Holden Ford (Jonathan Groff) in un episodio di “Mindhunter”.

Nella recente serie televisiva di Netflix, Mindhunter, alla fine degli anni ’70 un giovane negoziatore (Holden Ford) e un più esperto agente dell’Fbi (Bill Tench) uniscono le loro forze per dedicarsi a un filone di studi pioneristico: la profilazione criminale di un nuovo tipo di assassino, il serial killer, da portare a termine mettendosi nei panni dei peggiori assassini d’America. Il duo, coadiuvato dalla professoressa Wendy Carr, inizia così a visitare le principali prigioni statunitensi, sperando di poter, un giorno, essere ammesso nella cella di sicurezza di Charles Manson.

La finzione scenica di Mindhunter è anche quanto di più vicino si possa trovare a uno studio condotto da Arielle Baskin-Sommers dell’Università di Yale, i cui risultati sono appena stati pubblicati sulla rivista scientifica Proceedings of the National Academy of SciencesBaskin-Sommers e il suo team di ricercatrici hanno approfondito il punto di vista dei soggetti psicopatici: com’è noto, chi è affetto da psicopatia ha dei problemi a comprendere le emozioni altrui (motivo per cui gli assassini si dimostrano spesso così crudeli e privi di empatia), ma c’è dell’altro.

Il gruppo di ricerca ha allestito una serie di laboratori improvvisati nel perimetro delle prigioni del Connecticut, composto da una sedia, una scrivania e un computer con un test visuale per il detenuto: un avatar di un altro prigioniero – riconoscibile per la consueta divisa arancione – guardava a destra o a sinistra, e aveva o due puntini sul muro davanti a lui, o un puntino sulla parete dietro di lui e l’altro su quella davanti. Ai 106 partecipanti è stato chiesto di dire quanti puntini potevano vedere, e quanti invece poteva vederne il personaggio del render.

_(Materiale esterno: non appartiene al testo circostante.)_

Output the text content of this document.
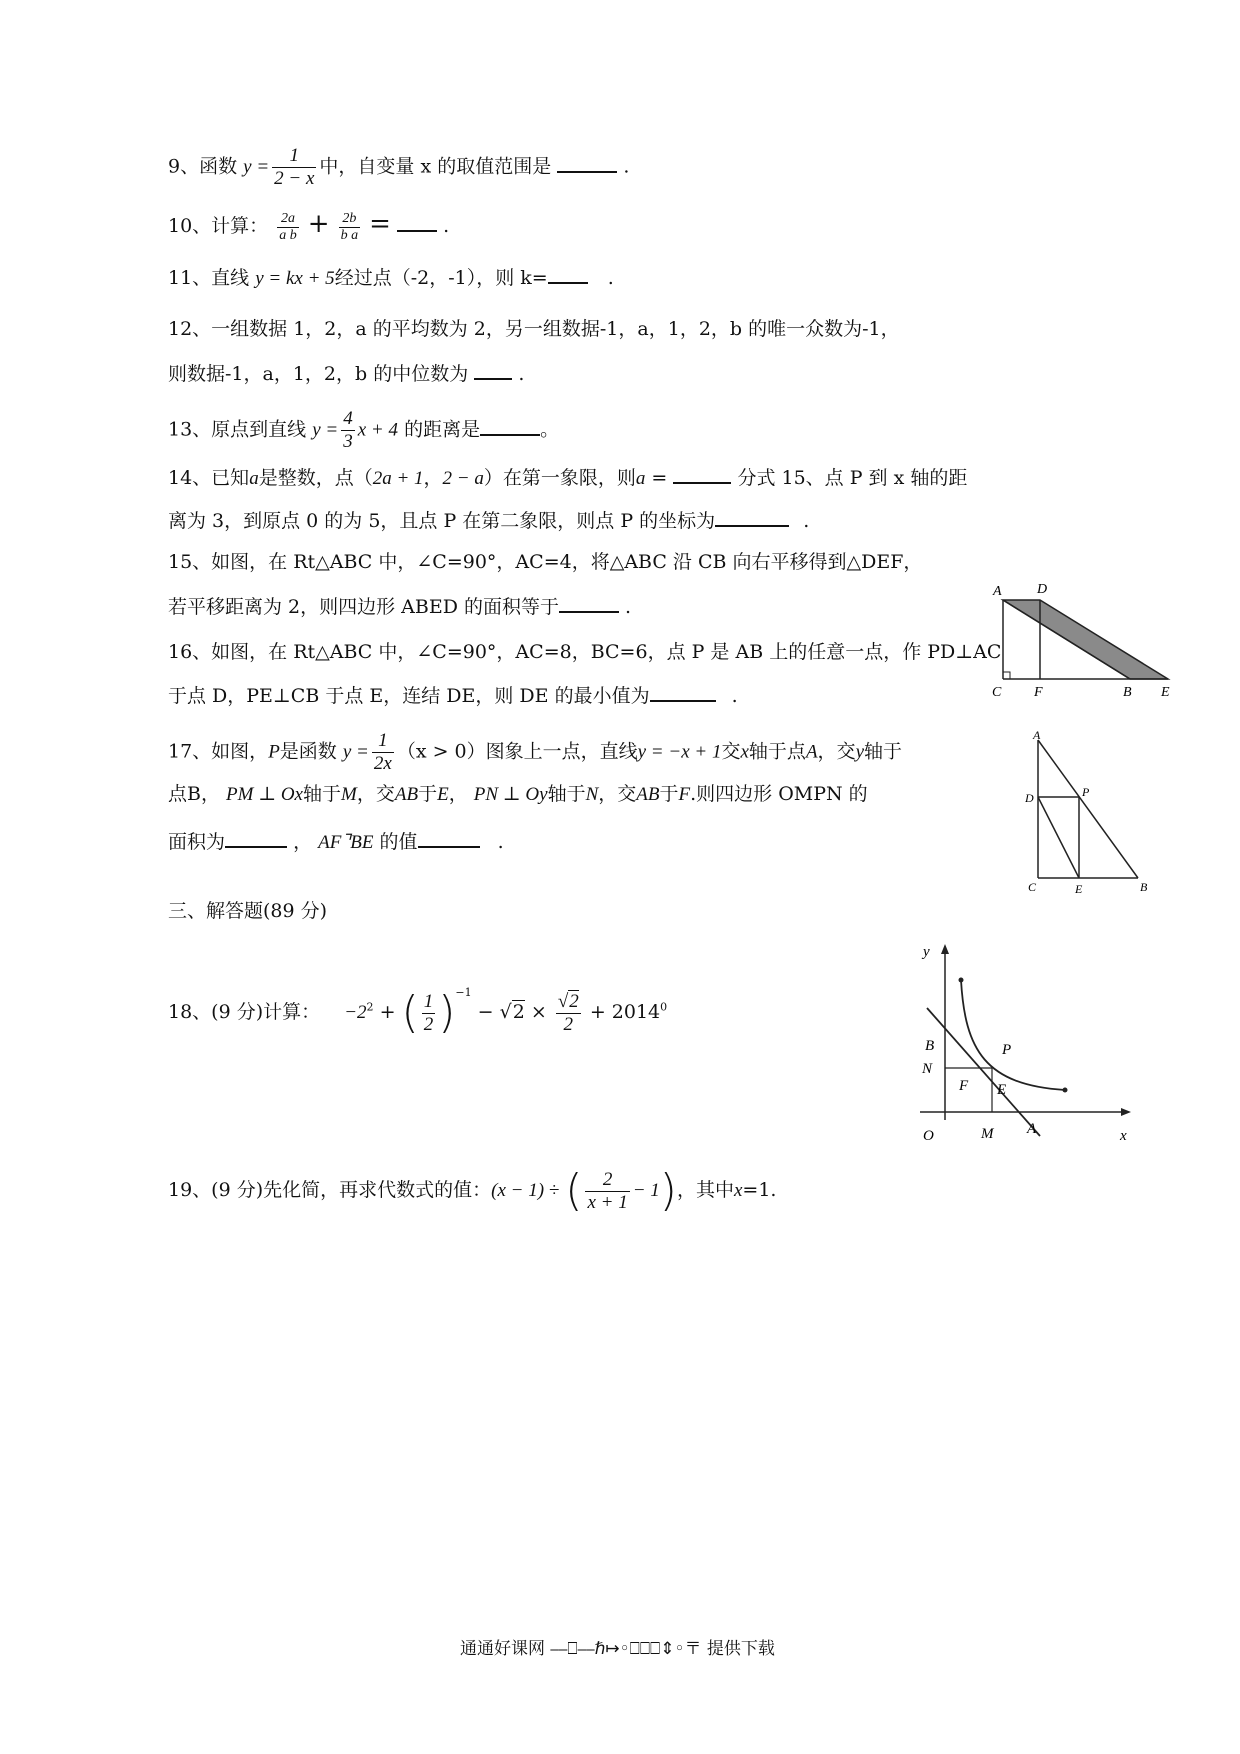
9、函数 $y = \frac{1}{2 - x}$ 中，自变量 x 的取值范围是	.
10、计算： $\frac{2a}{\text{a b}} + \frac{2b}{\text{b a}}$ =	.
11、直线 y = kx + 5经过点（-2，-1），则 k=	.
12、一组数据 1，2，a 的平均数为 2，另一组数据-1，a，1，2，b 的唯一众数为-1，
则数据-1，a，1，2，b 的中位数为	.
13、原点到直线 $y = \frac{4}{3}$ x + 4 的距离是	。
14、已知a是整数，点（2a + 1，2 − a）在第一象限，则a =	分式 15、点 P 到 x 轴的距
离为 3，到原点 0 的为 5，且点 P 在第二象限，则点 P 的坐标为	.
15、如图，在 Rt△ABC 中，∠C=90°，AC=4，将△ABC 沿 CB 向右平移得到△DEF，
若平移距离为 2，则四边形 ABED 的面积等于	.
A	D
C F	B E
16、如图，在 Rt△ABC 中，∠C=90°，AC=8，BC=6，点 P 是 AB 上的任意一点，作 PD⊥AC
于点 D，PE⊥CB 于点 E，连结 DE，则 DE 的最小值为	.
A
D	P
C	E	B
17、如图，P是函数 $y = \frac{1}{2x} (x > 0)$图象上一点，直线y = −x + 1交x轴于点A，交y轴于
点B， PM ⊥ Ox轴于M，交AB于E， PN ⊥ Oy轴于N，交AB于F.则四边形 OMPN 的
面积为	， AF⌝BE 的值	.
y
B	P
N
F E
O	M A	x
三、解答题(89 分)
18、(9 分)计算： $-2^2$ + ( $\frac{1}{2} )^{-1} - √2 \times \frac{√2}{2} + 2014^0$
19、(9 分)先化简，再求代数式的值：(x − 1) ÷ ( $\frac{2}{x + 1} - 1$)，其中x=1.
通通好课网 ⎯⎯⎕⎯⎯ℏ↦◦⎕⎕⎕⇕◦〒 提供下载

In condizioni normali, la mente umana adulta è allenata fin dall’infanzia a prendere la prospettiva altrui, tanto da causare ciò che la psicologia definisce interferenza allocentrica: a causa di quest’ultimo fenomeno, quando il totale dei puntini che vediamo in prima persona differisce da quello visibile dall’avatar, ci mettiamo un secondo in più a dare la risposta corretta, incapaci di scindere istantaneamente la nostra prospettiva da quella della figura.

Bill Tench (Holt McCallany) in un episodio di “Mindhunter”.

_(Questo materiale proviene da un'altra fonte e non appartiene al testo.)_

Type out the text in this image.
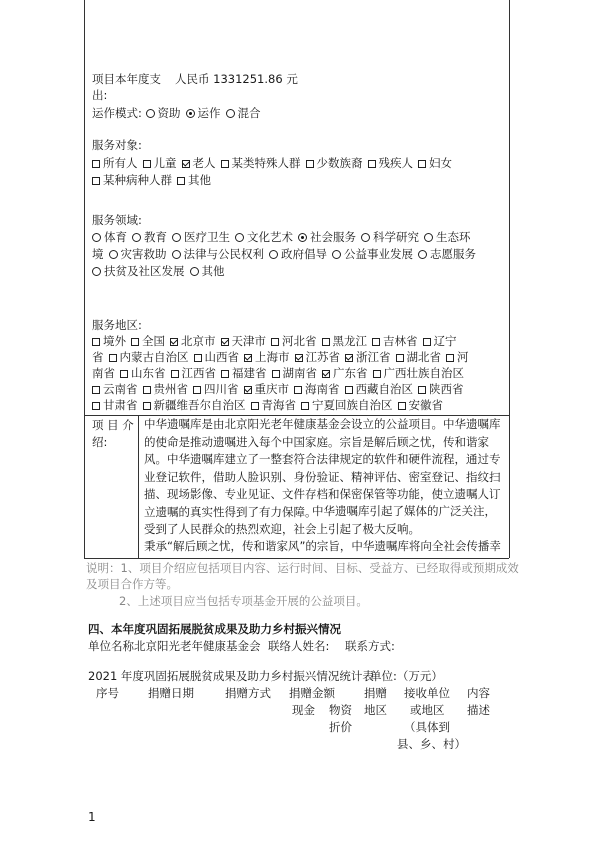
项目本年度支 人民币 1331251.86 元
出:
运作模式: 资助 运作 混合
服务对象:
所有人 儿童 老人 某类特殊人群 少数族裔 残疾人 妇女
某种病种人群 其他
服务领域:
体育 教育 医疗卫生 文化艺术 社会服务 科学研究 生态环
境 灾害救助 法律与公民权利 政府倡导 公益事业发展 志愿服务
扶贫及社区发展 其他
服务地区:
境外 全国 北京市 天津市 河北省 黑龙江 吉林省 辽宁
省 内蒙古自治区 山西省 上海市 江苏省 浙江省 湖北省 河
南省 山东省 江西省 福建省 湖南省 广东省 广西壮族自治区
云南省 贵州省 四川省 重庆市 海南省 西藏自治区 陕西省
甘肃省 新疆维吾尔自治区 青海省 宁夏回族自治区 安徽省
项 目 介
绍:
中华遗嘱库是由北京阳光老年健康基金会设立的公益项目。中华遗嘱库的使命是推动遗嘱进入每个中国家庭。宗旨是解后顾之忧，传和谐家风。 中华遗嘱库建立了一整套符合法律规定的软件和硬件流程，通过专业登记软件，借助人脸识别、身份验证、精神评估、密室登记、指纹扫描、现场影像、专业见证、文件存档和保密保管等功能，使立遗嘱人订立遗嘱的真实性得到了有力保障。
中华遗嘱库引起了媒体的广泛关注，受到了人民群众的热烈欢迎，社会上引起了极大反响。
秉承“解后顾之忧，传和谐家风”的宗旨，中华遗嘱库将向全社会传播幸
说明：1、项目介绍应包括项目内容、运行时间、目标、受益方、已经取得或预期成效
及项目合作方等。
2、上述项目应当包括专项基金开展的公益项目。
四、本年度巩固拓展脱贫成果及助力乡村振兴情况
单位名称北京阳光老年健康基金会 联络人姓名: 联系方式:
2021 年度巩固拓展脱贫成果及助力乡村振兴情况统计表
单位:（万元）
序号	捐赠日期	捐赠方式 捐赠金额
现金 物资
折价
捐赠
地区
接收单位
或地区
（具体到
县、乡、村）
内容
描述
1
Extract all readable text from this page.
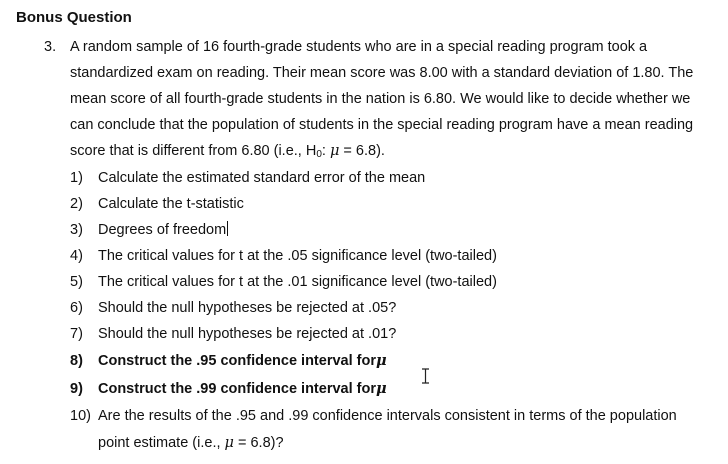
Bonus Question
3. A random sample of 16 fourth-grade students who are in a special reading program took a
standardized exam on reading. Their mean score was 8.00 with a standard deviation of 1.80. The
mean score of all fourth-grade students in the nation is 6.80. We would like to decide whether we
can conclude that the population of students in the special reading program have a mean reading
score that is different from 6.80 (i.e., $H_0$: μ = 6.8).
1) Calculate the estimated standard error of the mean
2) Calculate the t-statistic
3) Degrees of freedom
4) The critical values for t at the .05 significance level (two-tailed)
5) The critical values for t at the .01 significance level (two-tailed)
6) Should the null hypotheses be rejected at .05?
7) Should the null hypotheses be rejected at .01?
8) Construct the .95 confidence interval forμ
9) Construct the .99 confidence interval forμ
10) Are the results of the .95 and .99 confidence intervals consistent in terms of the population
point estimate (i.e., μ = 6.8)?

Nella mente di una persona psicopatica, questa scissione spesso avviene in maniera deliberata. Gli intervistati che Baskin-Sommers aveva già classificato come affetti da psicopatia hanno mostrato un livello di interferenza allocentrica molto più basso rispetto a quello degli altri detenuti: queste persone, per qualche motivo, erano immuni al punto di vista dell’avatar dell’esperimento. A dirla tutta, anzi – come spiegato sull’Atlantic, che ha dedicato un pezzo alla ricerca – maggiore era il punteggio sulla scala della psicopatia della ricercatrice, e minore si dimostrava l’incidenza della prospettiva altrui sulle risposte del detenuto.

Lo studio ha dimostrato per la prima volta che gli psicopatici non assumono automaticamente la prospettiva altrui, la prassi per tutti gli altri: possono farlo come no, ma è una loro scelta, un interruttore da attivare solo in determinati casi. Gettare luce su queste dinamiche può servire a migliorare la vita quotidiana nelle carceri: “Stiamo pensando di organizzare corsi per il personale penitenziario, perché sappiano come parlare ai detenuti psicopatici e persuaderli ad assumere volontariamente la prospettiva altrui”, ha dichiarato Arielle Baskin-Sommers, in una frase che avrebbe benissimo potuto pronunciare Holden Ford.